Moss, in that wimple, is a marvel to behold. Her flexible face conveys everything. Every hesitation telegraphed by her lips, eyes and the slightest shift of mouth movement is fiercely resonant. This is the kind of acting that soars in the arena of highgrade TV drama these days. Moss became a star doing it as Peggy on Mad Men, but The Handmaid's Tale is a near-solo triumph of anchoring an entire series in facial deportment. It is breathtaking to watch.

While Morano's direction and Moss's acting oblige the viewer to enter into Offred's grim, closed world, the director also allows, with exquisite timing, the perspective to become wider, deeper and airy, and thus present us with a full perspective and context for this ghastly world in which Offred exists. The bodies of men hang from a highway overpass or, seen from above, the Handmaids form a circle around a man allegedly convicted of a crime, and are invited to mete out punishment. (That scene is stomach-churningly horrific.) There is such care taken with the timing of shifts in visual purpose that the viewer sometimes feels slapped hard on the face.

But it is Offred's inner life that is the engine of the story. Her interior monologue guides us and she is a tender, passionate, bitter, bawdy and angry woman. That is her core. The Handmaids, who don't trust each other, talk mostly in bland religious bromides: "Praise be his bounty." "May the Lord be with you." But we hear Offred's inner voice. She swears, insults and rages. "I need to scream. I need to grab the nearest machine gun."

There is so much to be extrapolated from The Handmaid's Tale as a contemporary series. Acres of space have already been devoted to the parallels with the views on gender equality and reproductive freedom that sometimes emanate from within the Trump administration.

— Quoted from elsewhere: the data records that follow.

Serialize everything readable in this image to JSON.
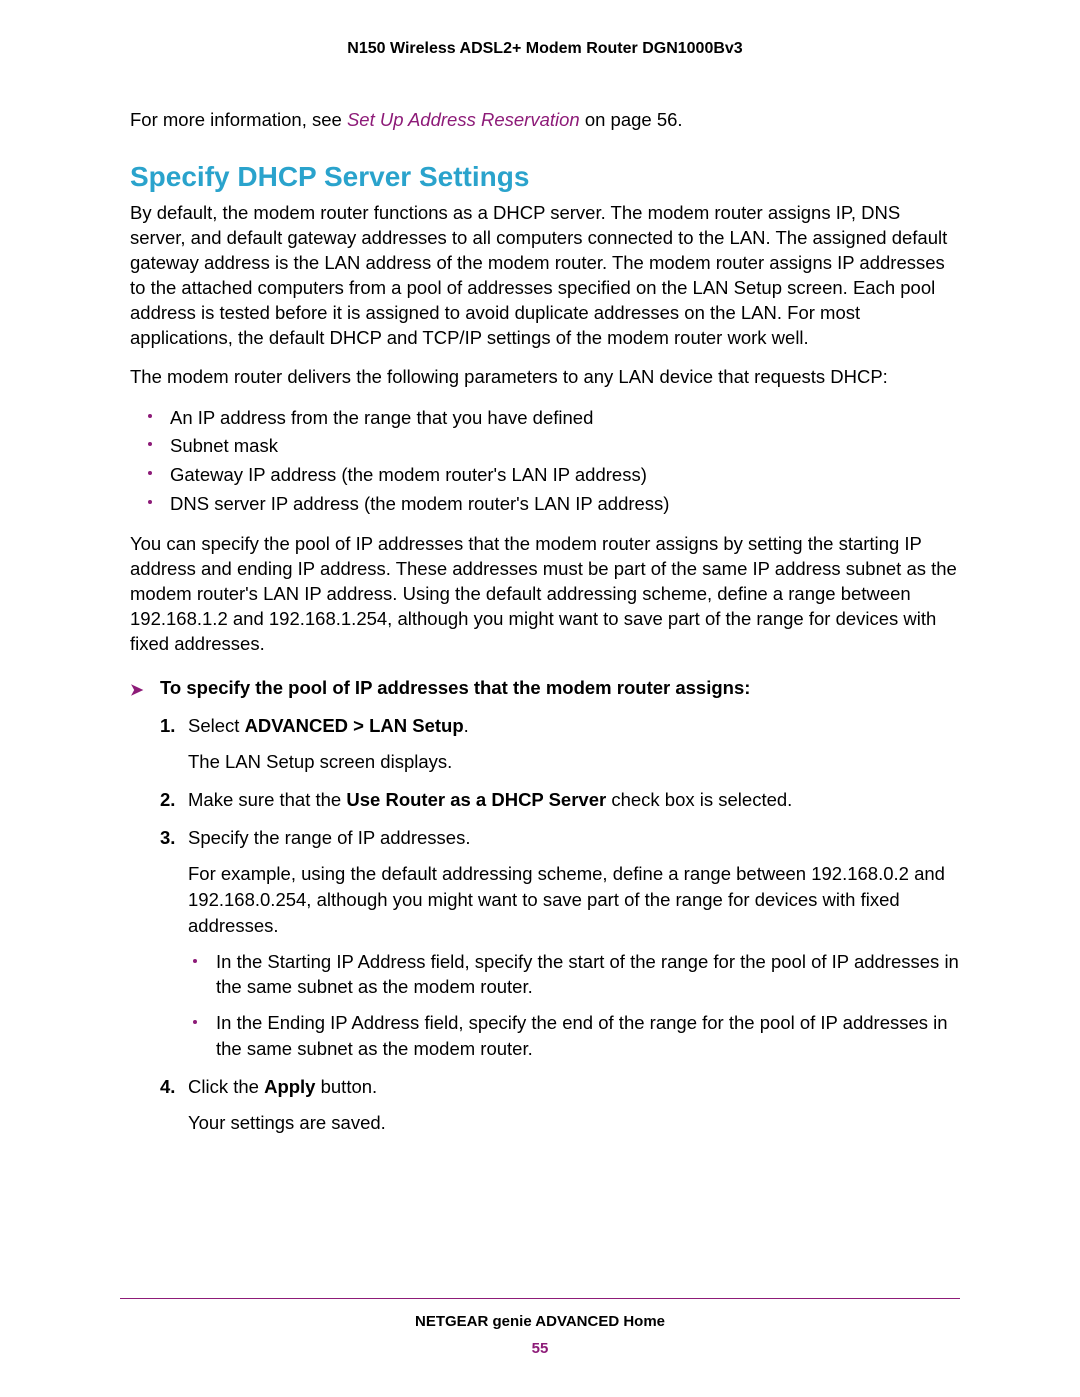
{
  "header": {
    "product": "N150 Wireless ADSL2+ Modem Router DGN1000Bv3"
  },
  "intro": {
    "prefix": "For more information, see ",
    "link": "Set Up Address Reservation",
    "suffix": " on page 56."
  },
  "section": {
    "heading": "Specify DHCP Server Settings",
    "p1": "By default, the modem router functions as a DHCP server. The modem router assigns IP, DNS server, and default gateway addresses to all computers connected to the LAN. The assigned default gateway address is the LAN address of the modem router. The modem router assigns IP addresses to the attached computers from a pool of addresses specified on the LAN Setup screen. Each pool address is tested before it is assigned to avoid duplicate addresses on the LAN. For most applications, the default DHCP and TCP/IP settings of the modem router work well.",
    "p2": "The modem router delivers the following parameters to any LAN device that requests DHCP:",
    "bullets": [
      "An IP address from the range that you have defined",
      "Subnet mask",
      "Gateway IP address (the modem router's LAN IP address)",
      "DNS server IP address (the modem router's LAN IP address)"
    ],
    "p3": "You can specify the pool of IP addresses that the modem router assigns by setting the starting IP address and ending IP address. These addresses must be part of the same IP address subnet as the modem router's LAN IP address. Using the default addressing scheme, define a range between 192.168.1.2 and 192.168.1.254, although you might want to save part of the range for devices with fixed addresses."
  },
  "procedure": {
    "title": "To specify the pool of IP addresses that the modem router assigns:",
    "steps": {
      "s1_prefix": "Select ",
      "s1_bold": "ADVANCED > LAN Setup",
      "s1_suffix": ".",
      "s1_sub": "The LAN Setup screen displays.",
      "s2_prefix": "Make sure that the ",
      "s2_bold": "Use Router as a DHCP Server",
      "s2_suffix": " check box is selected.",
      "s3": "Specify the range of IP addresses.",
      "s3_sub": "For example, using the default addressing scheme, define a range between 192.168.0.2 and 192.168.0.254, although you might want to save part of the range for devices with fixed addresses.",
      "s3_b1": "In the Starting IP Address field, specify the start of the range for the pool of IP addresses in the same subnet as the modem router.",
      "s3_b2": "In the Ending IP Address field, specify the end of the range for the pool of IP addresses in the same subnet as the modem router.",
      "s4_prefix": "Click the ",
      "s4_bold": "Apply",
      "s4_suffix": " button.",
      "s4_sub": "Your settings are saved."
    },
    "numbers": {
      "n1": "1.",
      "n2": "2.",
      "n3": "3.",
      "n4": "4."
    }
  },
  "footer": {
    "title": "NETGEAR genie ADVANCED Home",
    "page": "55"
  }
}
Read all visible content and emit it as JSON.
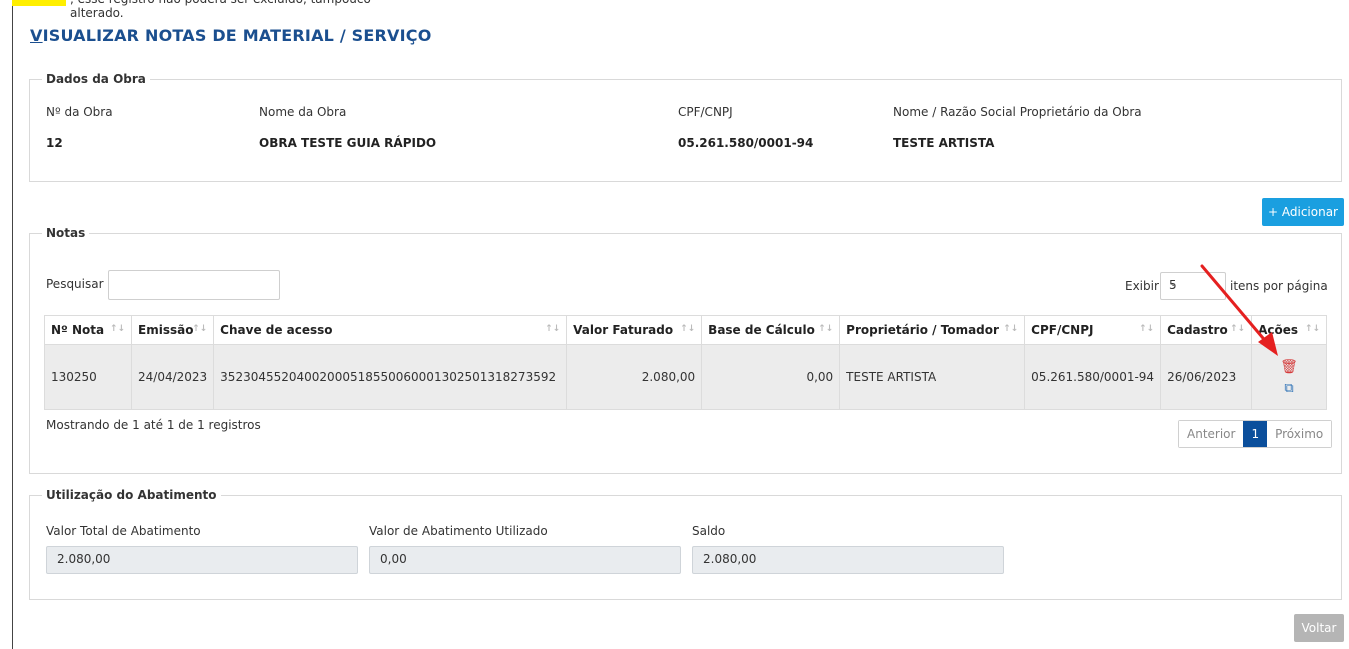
{
  "top_fragment": ", esse registro não poderá ser excluído, tampouco alterado.",
  "page_title_first": "V",
  "page_title_rest": "ISUALIZAR NOTAS DE MATERIAL / SERVIÇO",
  "obra": {
    "legend": "Dados da Obra",
    "labels": [
      "Nº da Obra",
      "Nome da Obra",
      "CPF/CNPJ",
      "Nome / Razão Social Proprietário da Obra"
    ],
    "values": [
      "12",
      "OBRA TESTE GUIA RÁPIDO",
      "05.261.580/0001-94",
      "TESTE ARTISTA"
    ]
  },
  "add_button": "+ Adicionar",
  "notas": {
    "legend": "Notas",
    "search_label": "Pesquisar",
    "search_value": "",
    "show_label": "Exibir",
    "per_page": "5",
    "per_page_suffix": "itens por página",
    "columns": [
      "Nº Nota",
      "Emissão",
      "Chave de acesso",
      "Valor Faturado",
      "Base de Cálculo",
      "Proprietário / Tomador",
      "CPF/CNPJ",
      "Cadastro",
      "Ações"
    ],
    "rows": [
      [
        "130250",
        "24/04/2023",
        "35230455204002000518550060001302501318273592",
        "2.080,00",
        "0,00",
        "TESTE ARTISTA",
        "05.261.580/0001-94",
        "26/06/2023"
      ]
    ],
    "info": "Mostrando de 1 até 1 de 1 registros",
    "prev": "Anterior",
    "page": "1",
    "next": "Próximo"
  },
  "abatimento": {
    "legend": "Utilização do Abatimento",
    "labels": [
      "Valor Total de Abatimento",
      "Valor de Abatimento Utilizado",
      "Saldo"
    ],
    "values": [
      "2.080,00",
      "0,00",
      "2.080,00"
    ]
  },
  "back_button": "Voltar",
  "icons": {
    "delete": "trash-icon",
    "copy": "copy-icon",
    "sort": "sort-icon",
    "annotation": "red-arrow"
  },
  "colors": {
    "title": "#1b4f8f",
    "add_button": "#1a9fe0",
    "active_page": "#0b4f9c",
    "delete_icon": "#d43a3a",
    "arrow": "#e52020",
    "highlight": "#ffef00"
  }
}
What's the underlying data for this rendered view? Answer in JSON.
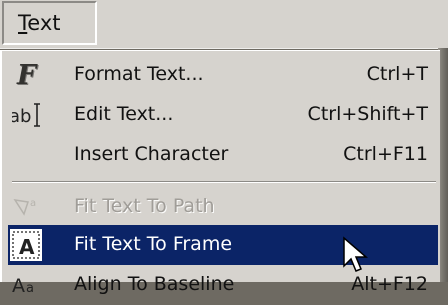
{
  "menubar": {
    "menu_text_first": "T",
    "menu_text_rest": "ext"
  },
  "menu": {
    "items": [
      {
        "label": "Format Text...",
        "shortcut": "Ctrl+T",
        "icon": "format-text-F-icon",
        "enabled": true
      },
      {
        "label": "Edit Text...",
        "shortcut": "Ctrl+Shift+T",
        "icon": "edit-text-ab-icon",
        "enabled": true
      },
      {
        "label": "Insert Character",
        "shortcut": "Ctrl+F11",
        "icon": "",
        "enabled": true
      },
      {
        "label": "Fit Text To Path",
        "shortcut": "",
        "icon": "fit-text-to-path-icon",
        "enabled": false
      },
      {
        "label": "Fit Text To Frame",
        "shortcut": "",
        "icon": "fit-text-to-frame-icon",
        "enabled": true,
        "selected": true
      },
      {
        "label": "Align To Baseline",
        "shortcut": "Alt+F12",
        "icon": "align-to-baseline-icon",
        "enabled": true
      }
    ]
  },
  "colors": {
    "menu_background": "#d6d3ce",
    "highlight": "#0b2467",
    "disabled_text": "#a09d98"
  }
}
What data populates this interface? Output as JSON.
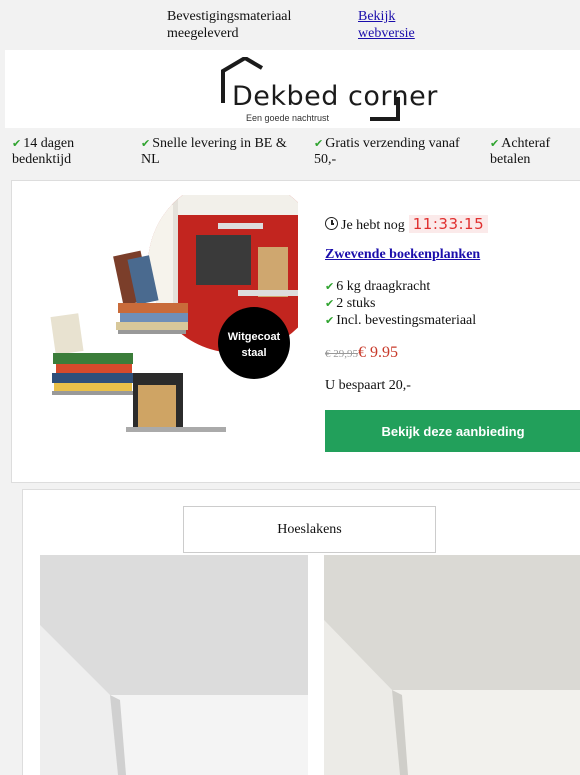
{
  "header": {
    "fastening_text": "Bevestigingsmateriaal meegeleverd",
    "web_link": "Bekijk webversie"
  },
  "logo": {
    "brand": "Dekbed corner",
    "tagline": "Een goede nachtrust"
  },
  "usps": [
    "14 dagen bedenktijd",
    "Snelle levering in BE & NL",
    "Gratis verzending vanaf 50,-",
    "Achteraf betalen"
  ],
  "offer": {
    "timer_label": "Je hebt nog",
    "timer": "11:33:15",
    "title": "Zwevende boekenplanken",
    "features": [
      "6 kg draagkracht",
      "2 stuks",
      "Incl. bevestingsmateriaal"
    ],
    "old_price": "€ 29,95",
    "new_price": "€ 9.95",
    "savings": "U bespaart 20,-",
    "cta": "Bekijk deze aanbieding",
    "badge": [
      "Witgecoat",
      "staal"
    ]
  },
  "category": {
    "button": "Hoeslakens"
  },
  "colors": {
    "accent_green": "#22a05b",
    "link_blue": "#1a0dab",
    "price_red": "#c83a2a",
    "timer_red": "#e03030"
  }
}
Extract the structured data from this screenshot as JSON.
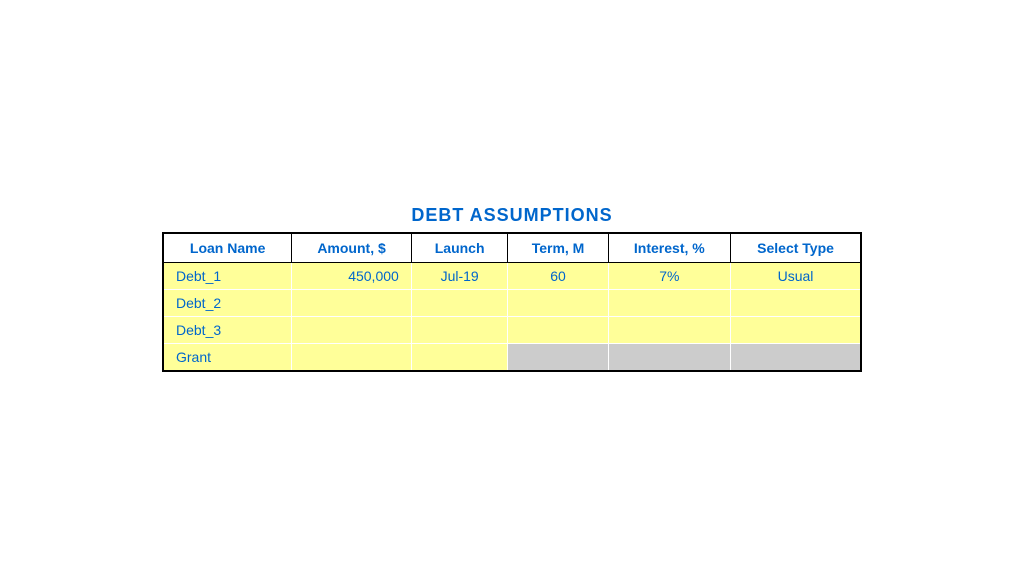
{
  "title": "DEBT ASSUMPTIONS",
  "columns": [
    {
      "id": "loan-name",
      "label": "Loan Name"
    },
    {
      "id": "amount",
      "label": "Amount, $"
    },
    {
      "id": "launch",
      "label": "Launch"
    },
    {
      "id": "term",
      "label": "Term, M"
    },
    {
      "id": "interest",
      "label": "Interest, %"
    },
    {
      "id": "select-type",
      "label": "Select Type"
    }
  ],
  "rows": [
    {
      "id": "debt-1",
      "cells": [
        {
          "value": "Debt_1",
          "align": "left",
          "bg": "yellow"
        },
        {
          "value": "450,000",
          "align": "right",
          "bg": "yellow"
        },
        {
          "value": "Jul-19",
          "align": "center",
          "bg": "yellow"
        },
        {
          "value": "60",
          "align": "center",
          "bg": "yellow"
        },
        {
          "value": "7%",
          "align": "center",
          "bg": "yellow"
        },
        {
          "value": "Usual",
          "align": "center",
          "bg": "yellow"
        }
      ]
    },
    {
      "id": "debt-2",
      "cells": [
        {
          "value": "Debt_2",
          "align": "left",
          "bg": "yellow"
        },
        {
          "value": "",
          "align": "right",
          "bg": "yellow"
        },
        {
          "value": "",
          "align": "center",
          "bg": "yellow"
        },
        {
          "value": "",
          "align": "center",
          "bg": "yellow"
        },
        {
          "value": "",
          "align": "center",
          "bg": "yellow"
        },
        {
          "value": "",
          "align": "center",
          "bg": "yellow"
        }
      ]
    },
    {
      "id": "debt-3",
      "cells": [
        {
          "value": "Debt_3",
          "align": "left",
          "bg": "yellow"
        },
        {
          "value": "",
          "align": "right",
          "bg": "yellow"
        },
        {
          "value": "",
          "align": "center",
          "bg": "yellow"
        },
        {
          "value": "",
          "align": "center",
          "bg": "yellow"
        },
        {
          "value": "",
          "align": "center",
          "bg": "yellow"
        },
        {
          "value": "",
          "align": "center",
          "bg": "yellow"
        }
      ]
    },
    {
      "id": "grant",
      "cells": [
        {
          "value": "Grant",
          "align": "left",
          "bg": "yellow"
        },
        {
          "value": "",
          "align": "right",
          "bg": "yellow"
        },
        {
          "value": "",
          "align": "center",
          "bg": "yellow"
        },
        {
          "value": "",
          "align": "center",
          "bg": "gray"
        },
        {
          "value": "",
          "align": "center",
          "bg": "gray"
        },
        {
          "value": "",
          "align": "center",
          "bg": "gray"
        }
      ]
    }
  ]
}
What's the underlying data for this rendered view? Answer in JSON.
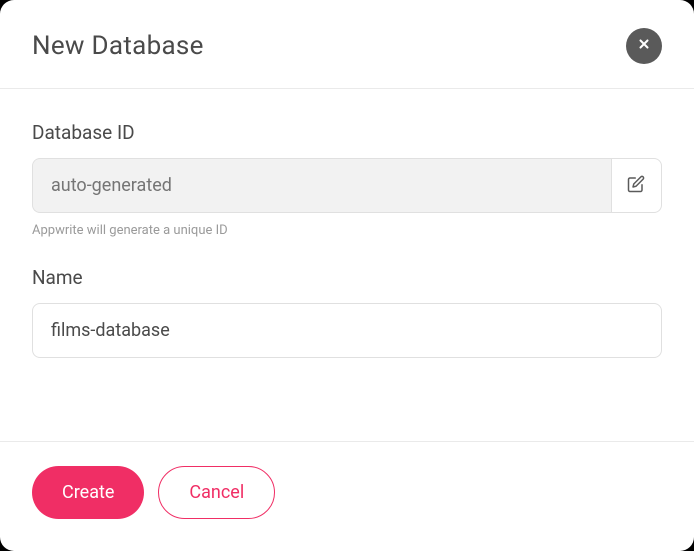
{
  "modal": {
    "title": "New Database",
    "fields": {
      "database_id": {
        "label": "Database ID",
        "placeholder": "auto-generated",
        "help": "Appwrite will generate a unique ID"
      },
      "name": {
        "label": "Name",
        "value": "films-database"
      }
    },
    "actions": {
      "create": "Create",
      "cancel": "Cancel"
    }
  }
}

But it is foremost a triumph of television storytelling. It is another in a growing list of major dramas that dwell on large themes of American life and recent history, that universal meaning, in a resonant, memorable and profoundly serious manner. It takes the audience into territories of profound unease about the role of women. And it is, at the same time, enormously entertaining. It is essentially a thriller about the trapped heroine escaping to safety, or not, and it is also about that most Steven Spielbergian theme, the reunification of family.

No potential viewer should be put off by the wider, societal themes that have generated so much punditry. Extrapolate this: Atwood's novel, already a classic, benefits hugely from the scope and ambition of television today.